Комсомольская правда, № 194
28 октября 1994 г.

Второй, последний том дневников Чуковского (К. Чуковский. Дневник 1930-1969. М., Современный писатель, 1994), я купил эту книгу и сразу принялся искать в ней запись от 26 марта. Такой записи не было, Корней Иванович ничем не отметил этот день. Когда я стал читать дальше, то, кажется, понял причину:

"31 марта. Бешеный, безостановочный снег. (…) А я, как подобает в 85 лет, лежу больной с мозговым кризом… Телеграмм и поздравлений - кучи (1 апреля - день рождения Чуковского. - Д. Ш.), более всего тронула меня из Рязани - от Солженицына…"

Корней Иванович в этот сумрак, в окно и слушал, как растет на крыше снежная шапка - новая поверх старой. И тогда я понял, что двенадцать слов от Чуковского, посланные им в этот снег далеко-далеко, в маленький город, к незнакомым людям, - только сейчас добрались до меня. Они толпятся на пороге старой книги, подталкивая друг друга и постукивая валенками.

Кажется, я почти дорос до сказки. Осталось несколько шагов по переделкинской улочке.

Вот и дом, где, узнав о визите очередной восторженной мамаши, он кричал со второго этажа своему секретарю: "Остановите ее! Скажите, что я умер!.." О каждой потерянной минуте он убивался и скорбел. Не переносил застолий, банкетов, не понимал, зачем люди тратят целые сутки на встречу Нового года. Не понимал, зачем люди пьют и напиваются, зачем они курят, зачем тратят время на интриги, доклады и анекдоты, зачем они не знают английского языка, не читают Фета и Чехова…

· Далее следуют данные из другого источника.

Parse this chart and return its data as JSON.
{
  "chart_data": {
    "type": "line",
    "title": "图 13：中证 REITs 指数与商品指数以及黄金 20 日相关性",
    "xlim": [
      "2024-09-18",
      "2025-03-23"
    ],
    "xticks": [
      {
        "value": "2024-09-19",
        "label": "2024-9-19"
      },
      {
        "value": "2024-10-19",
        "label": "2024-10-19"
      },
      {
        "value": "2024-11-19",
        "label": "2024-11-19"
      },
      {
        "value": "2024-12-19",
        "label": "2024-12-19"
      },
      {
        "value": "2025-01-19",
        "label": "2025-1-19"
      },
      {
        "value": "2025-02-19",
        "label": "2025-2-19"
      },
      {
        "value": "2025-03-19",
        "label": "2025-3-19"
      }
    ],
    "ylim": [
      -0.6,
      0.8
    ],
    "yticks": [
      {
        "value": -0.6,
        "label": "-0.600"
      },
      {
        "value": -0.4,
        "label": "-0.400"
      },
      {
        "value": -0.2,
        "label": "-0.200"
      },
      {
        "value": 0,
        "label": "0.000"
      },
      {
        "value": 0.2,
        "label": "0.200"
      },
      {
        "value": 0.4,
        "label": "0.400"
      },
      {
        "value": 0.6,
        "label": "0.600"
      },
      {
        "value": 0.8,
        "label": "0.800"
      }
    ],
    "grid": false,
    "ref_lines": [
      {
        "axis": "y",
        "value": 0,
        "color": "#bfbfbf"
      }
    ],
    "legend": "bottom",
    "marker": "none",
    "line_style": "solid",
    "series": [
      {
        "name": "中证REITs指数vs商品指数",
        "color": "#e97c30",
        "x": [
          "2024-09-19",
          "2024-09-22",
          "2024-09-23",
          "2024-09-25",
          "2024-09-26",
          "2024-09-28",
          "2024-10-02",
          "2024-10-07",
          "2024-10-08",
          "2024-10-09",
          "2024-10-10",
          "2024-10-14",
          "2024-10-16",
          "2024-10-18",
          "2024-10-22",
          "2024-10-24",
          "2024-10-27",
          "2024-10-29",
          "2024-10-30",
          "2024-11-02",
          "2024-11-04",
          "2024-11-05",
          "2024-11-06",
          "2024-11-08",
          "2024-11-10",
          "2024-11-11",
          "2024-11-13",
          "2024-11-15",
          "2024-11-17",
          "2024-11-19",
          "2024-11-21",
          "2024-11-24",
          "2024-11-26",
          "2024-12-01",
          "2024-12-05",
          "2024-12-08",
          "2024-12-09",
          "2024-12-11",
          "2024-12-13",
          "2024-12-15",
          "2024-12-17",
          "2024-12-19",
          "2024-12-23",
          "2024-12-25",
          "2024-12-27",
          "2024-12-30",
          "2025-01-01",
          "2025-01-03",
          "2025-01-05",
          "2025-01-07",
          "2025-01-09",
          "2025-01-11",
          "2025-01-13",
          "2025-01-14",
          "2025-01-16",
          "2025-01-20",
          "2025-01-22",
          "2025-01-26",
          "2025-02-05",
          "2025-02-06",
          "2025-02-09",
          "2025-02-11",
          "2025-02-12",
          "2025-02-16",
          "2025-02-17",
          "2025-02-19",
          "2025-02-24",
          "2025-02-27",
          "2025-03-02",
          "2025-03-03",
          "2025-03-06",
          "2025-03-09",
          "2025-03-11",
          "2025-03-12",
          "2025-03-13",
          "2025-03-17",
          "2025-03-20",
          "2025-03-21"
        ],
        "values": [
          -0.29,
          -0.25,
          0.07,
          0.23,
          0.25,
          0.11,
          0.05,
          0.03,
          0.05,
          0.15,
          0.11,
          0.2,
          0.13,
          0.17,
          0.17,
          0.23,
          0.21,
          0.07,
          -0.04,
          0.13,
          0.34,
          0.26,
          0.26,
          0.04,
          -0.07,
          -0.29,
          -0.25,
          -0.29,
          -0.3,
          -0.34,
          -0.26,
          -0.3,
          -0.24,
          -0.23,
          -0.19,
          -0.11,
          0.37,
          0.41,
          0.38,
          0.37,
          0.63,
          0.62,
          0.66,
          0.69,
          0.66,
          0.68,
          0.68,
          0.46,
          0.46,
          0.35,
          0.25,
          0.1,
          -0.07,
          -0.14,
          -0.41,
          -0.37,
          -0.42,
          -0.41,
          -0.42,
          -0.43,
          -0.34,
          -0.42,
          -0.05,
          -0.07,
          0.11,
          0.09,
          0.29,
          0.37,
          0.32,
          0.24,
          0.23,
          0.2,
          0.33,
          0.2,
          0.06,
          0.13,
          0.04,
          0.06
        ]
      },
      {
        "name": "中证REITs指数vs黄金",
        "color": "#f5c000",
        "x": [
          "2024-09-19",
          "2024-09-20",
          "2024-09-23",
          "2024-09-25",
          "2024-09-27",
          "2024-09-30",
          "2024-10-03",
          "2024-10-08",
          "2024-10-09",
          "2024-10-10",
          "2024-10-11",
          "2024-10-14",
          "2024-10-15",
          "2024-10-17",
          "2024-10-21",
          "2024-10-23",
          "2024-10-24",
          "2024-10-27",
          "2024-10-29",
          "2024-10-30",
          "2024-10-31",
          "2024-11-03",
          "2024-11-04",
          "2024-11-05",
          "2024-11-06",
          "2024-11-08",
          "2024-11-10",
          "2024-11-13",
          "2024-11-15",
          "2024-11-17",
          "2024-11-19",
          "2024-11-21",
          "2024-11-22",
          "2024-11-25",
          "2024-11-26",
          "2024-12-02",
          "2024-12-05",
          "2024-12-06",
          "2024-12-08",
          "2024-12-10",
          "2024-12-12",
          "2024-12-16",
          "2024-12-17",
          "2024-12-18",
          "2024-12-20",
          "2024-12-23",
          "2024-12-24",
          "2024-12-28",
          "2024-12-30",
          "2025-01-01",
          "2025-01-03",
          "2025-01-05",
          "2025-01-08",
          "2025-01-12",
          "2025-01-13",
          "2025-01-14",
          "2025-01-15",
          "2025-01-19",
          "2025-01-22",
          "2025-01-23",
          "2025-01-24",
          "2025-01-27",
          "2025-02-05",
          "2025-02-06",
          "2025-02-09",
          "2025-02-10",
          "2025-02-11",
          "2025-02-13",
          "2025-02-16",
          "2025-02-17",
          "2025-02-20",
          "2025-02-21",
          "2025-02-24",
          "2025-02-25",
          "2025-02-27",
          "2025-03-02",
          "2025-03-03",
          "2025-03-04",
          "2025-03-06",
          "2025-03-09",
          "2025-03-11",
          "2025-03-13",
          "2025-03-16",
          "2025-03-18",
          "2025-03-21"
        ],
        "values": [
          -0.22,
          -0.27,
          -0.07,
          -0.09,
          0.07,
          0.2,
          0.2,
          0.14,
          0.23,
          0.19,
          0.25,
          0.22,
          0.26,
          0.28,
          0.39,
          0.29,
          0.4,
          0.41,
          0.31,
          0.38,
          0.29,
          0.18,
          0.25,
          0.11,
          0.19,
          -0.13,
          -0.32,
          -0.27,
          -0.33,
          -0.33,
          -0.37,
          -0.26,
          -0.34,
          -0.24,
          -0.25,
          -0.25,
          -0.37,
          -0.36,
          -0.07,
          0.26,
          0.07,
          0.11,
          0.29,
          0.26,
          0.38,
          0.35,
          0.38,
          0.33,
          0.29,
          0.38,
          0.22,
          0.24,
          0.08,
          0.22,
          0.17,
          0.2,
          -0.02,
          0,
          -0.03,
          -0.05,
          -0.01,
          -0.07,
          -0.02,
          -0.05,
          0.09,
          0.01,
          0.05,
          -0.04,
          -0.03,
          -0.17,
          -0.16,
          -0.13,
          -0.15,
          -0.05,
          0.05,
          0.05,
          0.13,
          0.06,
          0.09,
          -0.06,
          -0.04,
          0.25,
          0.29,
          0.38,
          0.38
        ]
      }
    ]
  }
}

Ничего домашнего в этом доме сейчас нет. Разве только письменный стол на втором этаже. Дача Чуковского уже четвертый год на ремонте, вернее сказать - на разорении. Только летом этого года Министерство культуры выделило деньги на реставрацию дома и создание музея. Сейчас здесь работают грузинские строители. Они уже срубили заново веранды, отделали второй этаж, и скоро, очевидно, весной, вещи и книги Чуковского начнут возвращаться из долгой ссылки в родные стены.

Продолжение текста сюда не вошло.